# branch or fiji?



## leveldrummer (May 27, 2005)

im going to order a box of live rock from a lfs. they offer fiji and "branch". are their any differences between these other than the shape? id like the idea of the branch rock because it seems more stackable and easier to create passage ways and such. any feedback ? any one have any comments?


----------



## flamingo (Nov 5, 2005)

Theres really not awhole lot of a difference other than the stackability issue.

It's really just your personal taste...


----------



## TheOldSalt (Jan 28, 2005)

Branch sucks.

I personally wouldn't touch either with a ten foot pole, but if you just have to have one of these, go with the fiji, not the tonga branch. Branch is just encrusted chunks of non-porous, superdense Acropora skeletons whish are pretty much worthless as live rock. Their chief use is as decoration, not system building.


----------



## AshleytheGreat (Jul 24, 2005)

TOS, what would you say is the best live rock to get?


----------



## Osiris (Jan 18, 2005)

I agree, branching is only good for a cool design or two, but stacking it blows. I use tonga branch, tiny pieces for frags as it's easy to set next to a coral..
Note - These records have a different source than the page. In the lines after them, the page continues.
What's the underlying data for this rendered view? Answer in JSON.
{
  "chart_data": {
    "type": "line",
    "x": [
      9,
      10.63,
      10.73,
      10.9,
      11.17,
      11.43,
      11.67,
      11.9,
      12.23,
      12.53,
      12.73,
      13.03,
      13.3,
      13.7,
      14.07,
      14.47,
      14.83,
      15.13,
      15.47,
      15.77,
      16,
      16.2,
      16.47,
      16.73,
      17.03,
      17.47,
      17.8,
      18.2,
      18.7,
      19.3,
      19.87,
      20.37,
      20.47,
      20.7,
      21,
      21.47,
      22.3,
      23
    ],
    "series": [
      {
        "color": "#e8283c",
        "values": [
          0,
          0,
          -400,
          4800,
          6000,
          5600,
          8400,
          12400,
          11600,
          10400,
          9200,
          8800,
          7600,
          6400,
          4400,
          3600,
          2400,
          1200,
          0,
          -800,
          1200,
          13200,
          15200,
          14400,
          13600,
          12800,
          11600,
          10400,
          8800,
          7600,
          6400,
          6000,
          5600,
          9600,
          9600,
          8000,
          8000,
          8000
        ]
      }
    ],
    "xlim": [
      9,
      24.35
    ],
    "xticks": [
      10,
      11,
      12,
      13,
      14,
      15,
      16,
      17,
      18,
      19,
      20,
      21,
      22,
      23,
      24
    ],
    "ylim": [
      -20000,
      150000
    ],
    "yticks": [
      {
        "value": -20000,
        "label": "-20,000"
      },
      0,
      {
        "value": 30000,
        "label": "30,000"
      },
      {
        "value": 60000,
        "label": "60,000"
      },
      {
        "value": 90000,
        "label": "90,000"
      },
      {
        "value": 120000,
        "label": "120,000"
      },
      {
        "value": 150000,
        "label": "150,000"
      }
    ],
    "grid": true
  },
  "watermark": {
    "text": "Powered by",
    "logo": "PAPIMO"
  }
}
My personally favorite one im getting 2 boxes of is the Lalo Rock, that stuff is soo nice.


----------



## leveldrummer (May 27, 2005)

those two types of rock are offered at just ONE of my lfs, it has the best reputation around the area for salt water, but their are others that offer other rock, i was just wondering about the branch because i hear EVERYONE talk about fiji. i dont know why though. what kinds of rock are good for an ecosystem? stackability isnt an issue, dealing with cichlids, ive become a rock stacking pro. if i had 20 spheres, i could stack them into a perfect square, and it not topple down, lol.


----------



## TheOldSalt (Jan 28, 2005)

I like Caribbean/Gulf of Mexico rock. It looks fantastic with a wide array of colors, the great profusion of critters on it survive very well, it's highly porous ( but a bit denser than fiji ) and best of all, it doesn't have all those blasted planarians on it. It comes in many showy shapes from boulder to shelf to stand-alone sculpture, and it often has corals already on it.


----------



## leveldrummer (May 27, 2005)

planarians? 'splain please?


----------



## Fishfirst (Jan 24, 2005)

planarians=pain in the butt


----------



## leveldrummer (May 27, 2005)

haha ok, can you go just a tiny bit deeper? im not looking for a websters definition, just a quick, " its some little dudes that live on the such and such", would work just fine.


----------